Porous materials occur throughout nature and industry, from volcanic rocks, to sponges, through to filters; they comprise a solid structure, which could be like honeycomb or a packing of grains, with gaps (pores) throughout. These pores allows fluid and small contaminants carried by the fluid, such as salt in seawater, to travel through the material. The shape and size of these pores affects the passage of fluid, which in turn affects the path the contaminants take and how much becomes trapped within the solid structure. A key example in industry is filtration; filters are used in everyday objects such as vacuum cleaners, masks, and air-purification devices. Despite the prevalence of filters in our everyday lives, the effect of the underlying structure of the filter on the contaminant removal remains poorly understood, and improving our understanding of this remains a major challenge.
Many filtration materials are man-made and thus we can construct the filter to optimise its efficiency. The question then remains: how can one determine the optimal filter design? This could be approached by manufacturing a range of filters with different obstacle size and spacing (the microstructure) and then experimentally testing these materials to see which is optimal. However, this will only test a particular set of filter microstructures and so a better filter may exist. Further, experimental testing is time consuming and costly. To avoid these issues we can instead develop a mathematical model for a filter in which we can easily vary the microstructure.

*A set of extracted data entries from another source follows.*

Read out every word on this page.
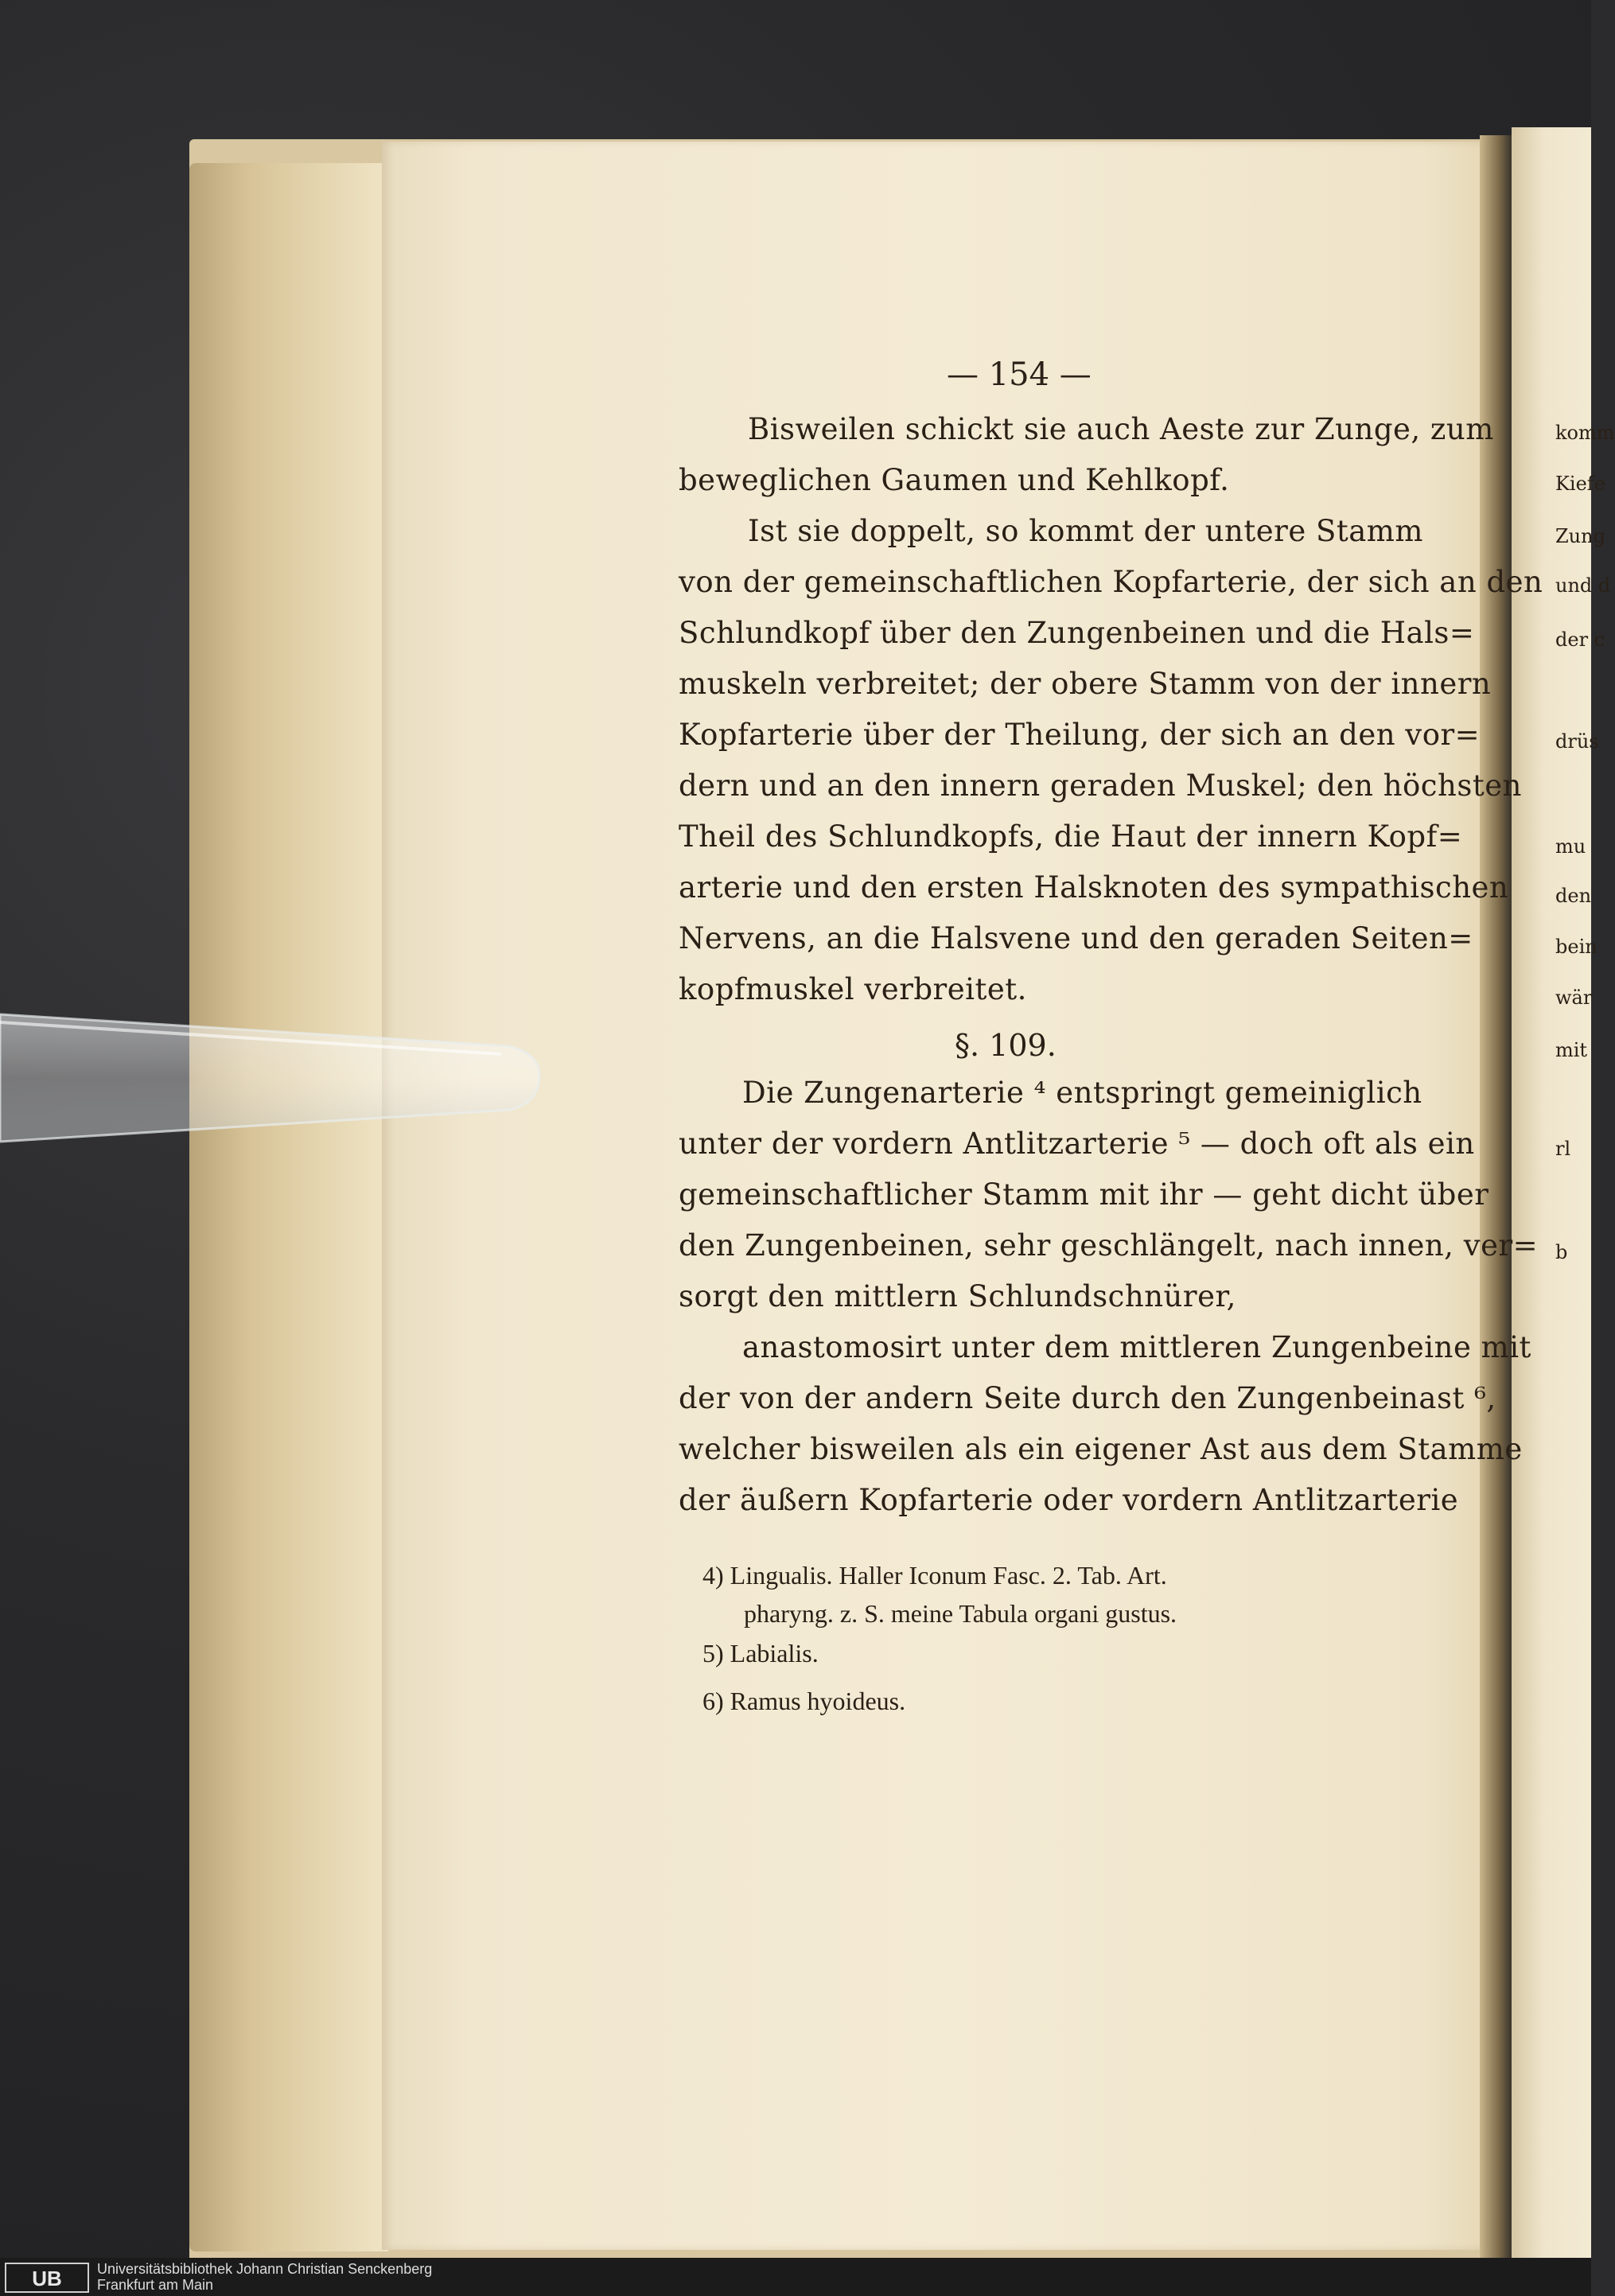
— 154 —
Bisweilen schickt sie auch Aeste zur Zunge, zum
beweglichen Gaumen und Kehlkopf.
Ist sie doppelt, so kommt der untere Stamm
von der gemeinschaftlichen Kopfarterie, der sich an den
Schlundkopf über den Zungenbeinen und die Hals=
muskeln verbreitet; der obere Stamm von der innern
Kopfarterie über der Theilung, der sich an den vor=
dern und an den innern geraden Muskel; den höchsten
Theil des Schlundkopfs, die Haut der innern Kopf=
arterie und den ersten Halsknoten des sympathischen
Nervens, an die Halsvene und den geraden Seiten=
kopfmuskel verbreitet.
§. 109.
Die Zungenarterie ⁴ entspringt gemeiniglich
unter der vordern Antlitzarterie ⁵ — doch oft als ein
gemeinschaftlicher Stamm mit ihr — geht dicht über
den Zungenbeinen, sehr geschlängelt, nach innen, ver=
sorgt den mittlern Schlundschnürer,
anastomosirt unter dem mittleren Zungenbeine mit
der von der andern Seite durch den Zungenbeinast ⁶,
welcher bisweilen als ein eigener Ast aus dem Stamme
der äußern Kopfarterie oder vordern Antlitzarterie
4) Lingualis. Haller Iconum Fasc. 2. Tab. Art.
pharyng. z. S. meine Tabula organi gustus.
5) Labialis.
6) Ramus hyoideus.
komm
Kiefe
Zung
und d
der c
drüs
mu
den
bein
wär
mit
rl
b
UB	Universitätsbibliothek Johann Christian Senckenberg
Frankfurt am Main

In our work - with Satya Pramanik, Mo Dalwadi, Chris MacMinn and Ian Griffiths - we designed a filter shown in the diagram, which is a two-dimensional microstructure comprising an array of obstacles with smooth but arbitrary shape. This has two degrees of microstructural freedom - we can change both the obstacles' size and spacing. This model enables us to see how the removal capacity of the filter varies as we change the microstructure and makes a first step towards finding an optimal filter.
We applied our model to a simple one-dimensional set-up for a filter and found the following key results:
- The concentration of contaminant at the outlet of the filter depends not only on the porosity (the fraction of air space in a filter) but also on the microstructure.
- Decreasing the porosity along the length of the filter leads to a more efficient filter than keeping a constant porosity or increasing the porosity.
- For a fixed porosity, decreasing the spacing between obstacles as well as the obstacle size removes more contaminant - that is, a filter that has larger obstacles further apart at the inlet is more effective. This effect increases as the porosity decreases.
The model for a filter with two degrees of microstructural freedom developed is quick and straightforward to solve on a computer. As such it may be run thousands of times for different combinations of obstacle size and spacing. Thus, it is the ideal model to use for optimising the design of filter through microstructural variations. Our work may be generalised to explore more complex microstructures and ultimately make advances into understanding what an optimal filter structure would look like.
Lucy Auton is a Postdoctoral Research Associate in Oxford Mathematics.